PCI improves health of late-presenting STEMI patients
Coronary revascularization provides significant value as a treatment option when STEMI patients present late after symptom onset, according to new data published in the Journal of the American College of Cardiology.
Guidelines developed by the American College of Cardiology and American Heart Association, the authors explained, suggest that percutaneous coronary intervention (PCI) is a reasonable choice when STEMI patients present 12-24 hours after symptom onset with clinical or imaging evidence of ongoing ischemia. However, what if it’s been 48 hours or there is no evidence of ongoing ischemia?
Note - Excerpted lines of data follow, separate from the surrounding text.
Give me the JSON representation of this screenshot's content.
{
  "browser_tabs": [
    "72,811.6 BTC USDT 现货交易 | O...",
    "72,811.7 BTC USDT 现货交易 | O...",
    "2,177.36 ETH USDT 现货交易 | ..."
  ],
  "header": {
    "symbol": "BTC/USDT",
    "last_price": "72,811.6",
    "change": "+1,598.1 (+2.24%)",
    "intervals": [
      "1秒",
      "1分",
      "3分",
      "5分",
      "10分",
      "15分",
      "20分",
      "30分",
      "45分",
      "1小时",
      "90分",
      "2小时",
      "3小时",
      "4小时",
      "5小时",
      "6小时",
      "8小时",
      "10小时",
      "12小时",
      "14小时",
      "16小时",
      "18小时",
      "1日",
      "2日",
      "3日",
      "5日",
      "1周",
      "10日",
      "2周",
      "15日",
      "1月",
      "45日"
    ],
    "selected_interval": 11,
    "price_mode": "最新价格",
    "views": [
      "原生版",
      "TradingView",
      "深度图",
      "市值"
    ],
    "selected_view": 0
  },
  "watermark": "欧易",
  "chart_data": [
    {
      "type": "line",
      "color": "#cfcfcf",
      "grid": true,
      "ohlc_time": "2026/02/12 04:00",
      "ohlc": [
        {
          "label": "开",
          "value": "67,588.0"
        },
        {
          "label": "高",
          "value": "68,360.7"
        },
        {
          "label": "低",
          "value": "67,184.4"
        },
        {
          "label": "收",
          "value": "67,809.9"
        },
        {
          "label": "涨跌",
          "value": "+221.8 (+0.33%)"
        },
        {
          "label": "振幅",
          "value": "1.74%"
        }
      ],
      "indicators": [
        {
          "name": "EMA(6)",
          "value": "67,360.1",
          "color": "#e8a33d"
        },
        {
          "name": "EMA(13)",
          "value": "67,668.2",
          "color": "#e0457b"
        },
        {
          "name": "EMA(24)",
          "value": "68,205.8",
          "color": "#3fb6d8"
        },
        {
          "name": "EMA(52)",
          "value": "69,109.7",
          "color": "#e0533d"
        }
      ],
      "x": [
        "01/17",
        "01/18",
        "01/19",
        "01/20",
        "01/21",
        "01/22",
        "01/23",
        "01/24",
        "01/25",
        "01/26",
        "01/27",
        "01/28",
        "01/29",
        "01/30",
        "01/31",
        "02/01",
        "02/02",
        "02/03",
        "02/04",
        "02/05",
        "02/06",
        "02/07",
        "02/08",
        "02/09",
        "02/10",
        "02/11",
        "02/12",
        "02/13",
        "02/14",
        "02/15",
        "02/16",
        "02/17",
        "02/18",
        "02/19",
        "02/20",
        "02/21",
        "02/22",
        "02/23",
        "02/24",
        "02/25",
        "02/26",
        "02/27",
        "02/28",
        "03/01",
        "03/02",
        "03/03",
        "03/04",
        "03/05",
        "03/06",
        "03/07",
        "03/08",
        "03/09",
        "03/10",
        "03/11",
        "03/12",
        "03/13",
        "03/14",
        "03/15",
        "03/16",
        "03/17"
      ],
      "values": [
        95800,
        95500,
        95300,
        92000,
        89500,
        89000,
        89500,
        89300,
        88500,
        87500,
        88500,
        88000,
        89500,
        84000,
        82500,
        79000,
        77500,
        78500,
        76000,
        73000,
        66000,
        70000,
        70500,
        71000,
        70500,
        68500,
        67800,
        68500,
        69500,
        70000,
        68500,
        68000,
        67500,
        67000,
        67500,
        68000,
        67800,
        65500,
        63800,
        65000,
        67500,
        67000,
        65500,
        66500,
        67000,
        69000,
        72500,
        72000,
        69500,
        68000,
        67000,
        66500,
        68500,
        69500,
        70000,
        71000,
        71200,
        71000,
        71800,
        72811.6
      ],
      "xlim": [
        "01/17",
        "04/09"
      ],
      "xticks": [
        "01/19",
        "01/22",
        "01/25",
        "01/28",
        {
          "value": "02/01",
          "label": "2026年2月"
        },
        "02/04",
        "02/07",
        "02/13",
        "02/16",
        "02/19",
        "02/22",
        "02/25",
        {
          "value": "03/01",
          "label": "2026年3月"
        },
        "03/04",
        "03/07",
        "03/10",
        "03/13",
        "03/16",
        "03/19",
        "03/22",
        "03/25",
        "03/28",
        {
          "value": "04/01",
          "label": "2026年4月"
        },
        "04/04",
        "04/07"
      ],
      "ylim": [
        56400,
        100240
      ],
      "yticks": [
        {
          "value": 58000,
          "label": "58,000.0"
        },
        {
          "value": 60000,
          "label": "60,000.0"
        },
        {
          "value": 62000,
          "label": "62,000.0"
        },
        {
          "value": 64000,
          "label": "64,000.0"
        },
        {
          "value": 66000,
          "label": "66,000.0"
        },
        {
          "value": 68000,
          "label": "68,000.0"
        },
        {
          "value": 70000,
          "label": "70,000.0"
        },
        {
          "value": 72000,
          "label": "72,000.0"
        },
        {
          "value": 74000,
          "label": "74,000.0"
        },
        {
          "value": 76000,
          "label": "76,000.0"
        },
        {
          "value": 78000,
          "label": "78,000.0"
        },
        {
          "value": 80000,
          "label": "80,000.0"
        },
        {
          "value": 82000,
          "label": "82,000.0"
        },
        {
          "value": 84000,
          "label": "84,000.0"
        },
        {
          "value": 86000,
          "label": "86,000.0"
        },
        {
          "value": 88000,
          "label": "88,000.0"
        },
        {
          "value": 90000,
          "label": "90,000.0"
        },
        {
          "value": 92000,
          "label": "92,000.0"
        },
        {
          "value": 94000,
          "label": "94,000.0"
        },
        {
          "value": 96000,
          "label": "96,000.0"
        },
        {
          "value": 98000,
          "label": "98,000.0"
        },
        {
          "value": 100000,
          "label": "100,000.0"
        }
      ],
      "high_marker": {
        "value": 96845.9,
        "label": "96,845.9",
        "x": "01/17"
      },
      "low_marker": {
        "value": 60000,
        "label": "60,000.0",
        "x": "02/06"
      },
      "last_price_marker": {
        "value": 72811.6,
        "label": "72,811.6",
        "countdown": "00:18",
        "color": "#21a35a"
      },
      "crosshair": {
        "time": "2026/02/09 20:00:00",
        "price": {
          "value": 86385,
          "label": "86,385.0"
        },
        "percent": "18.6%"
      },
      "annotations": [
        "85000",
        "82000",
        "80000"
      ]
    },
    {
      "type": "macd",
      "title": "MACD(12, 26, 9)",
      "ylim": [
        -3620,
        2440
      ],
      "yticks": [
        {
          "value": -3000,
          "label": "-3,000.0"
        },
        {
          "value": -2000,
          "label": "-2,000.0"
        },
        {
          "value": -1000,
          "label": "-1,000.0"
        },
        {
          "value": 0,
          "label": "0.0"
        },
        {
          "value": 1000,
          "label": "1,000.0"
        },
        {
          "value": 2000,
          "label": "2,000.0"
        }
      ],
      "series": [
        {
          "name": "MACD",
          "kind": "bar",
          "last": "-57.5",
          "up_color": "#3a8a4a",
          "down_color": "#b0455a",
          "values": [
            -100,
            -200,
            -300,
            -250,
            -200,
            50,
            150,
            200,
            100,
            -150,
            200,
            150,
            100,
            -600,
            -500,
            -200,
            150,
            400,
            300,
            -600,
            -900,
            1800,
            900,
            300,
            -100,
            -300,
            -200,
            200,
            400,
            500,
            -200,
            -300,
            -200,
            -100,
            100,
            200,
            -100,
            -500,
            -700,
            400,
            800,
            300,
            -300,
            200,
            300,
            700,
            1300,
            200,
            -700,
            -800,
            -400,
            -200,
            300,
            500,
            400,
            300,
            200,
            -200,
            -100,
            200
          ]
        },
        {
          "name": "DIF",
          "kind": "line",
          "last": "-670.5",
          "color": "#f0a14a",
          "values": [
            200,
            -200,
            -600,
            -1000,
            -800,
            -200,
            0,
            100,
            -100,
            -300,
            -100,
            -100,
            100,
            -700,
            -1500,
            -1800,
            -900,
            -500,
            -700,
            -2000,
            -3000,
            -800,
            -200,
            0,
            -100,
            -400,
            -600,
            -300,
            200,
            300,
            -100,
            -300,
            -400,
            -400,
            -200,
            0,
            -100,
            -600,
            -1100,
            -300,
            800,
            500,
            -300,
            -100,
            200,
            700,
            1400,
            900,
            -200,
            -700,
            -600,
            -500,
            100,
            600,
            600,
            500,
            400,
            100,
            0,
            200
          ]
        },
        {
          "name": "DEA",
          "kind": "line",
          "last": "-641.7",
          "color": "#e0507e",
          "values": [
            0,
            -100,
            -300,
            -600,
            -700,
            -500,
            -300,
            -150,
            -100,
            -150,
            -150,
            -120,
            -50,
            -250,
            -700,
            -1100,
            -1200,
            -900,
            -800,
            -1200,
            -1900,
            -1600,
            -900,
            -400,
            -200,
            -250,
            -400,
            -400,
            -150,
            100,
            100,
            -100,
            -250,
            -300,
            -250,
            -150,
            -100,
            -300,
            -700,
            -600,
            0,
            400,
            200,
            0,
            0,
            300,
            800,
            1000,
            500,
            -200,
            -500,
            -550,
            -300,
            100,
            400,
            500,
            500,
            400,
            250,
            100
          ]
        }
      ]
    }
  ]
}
The study’s authors aimed to find out, tracking data from three different French registries. The patient data was first obtained in 2005, 2010 and 2015.
Nearly 68% of the study’s 1,077 patients were revascularized within 48 hours of admission. Also, the percentage of latecomer patients decreased from 22.7% in 2005 to 16.1% in 2015.
After 30 days, the authors found, all-cause mortality was 2.1% among patients who underwent PCI and 7.2% among patients who did not. Also, after a median follow-up period of 58 months, all-cause mortality was 30.4 per 1,000 patient-years among patients who underwent PCI and 78.7 per 1,000 patient-years among patients who did not. Revascularization, the group concluded through a multivariate analysis, was “independently associated with a significant reduction of mortality occurrence during follow-up.”
“Although the relative proportion of latecomer STEMI patients decreased over the 10-year period of this study, they still constitute a significant proportion of STEMI patients who are more likely to present comorbidities and atypical presentation,” wrote first author Frédéric Bouisset, MD, a cardiologist at Toulouse Rangueil University Hospital in France, and colleagues. “Coronary revascularization of the infarct artery of latecomer STEMI patients admitted before 48 hours after symptom onset is associated with better long-term clinical outcomes on hard endpoints.”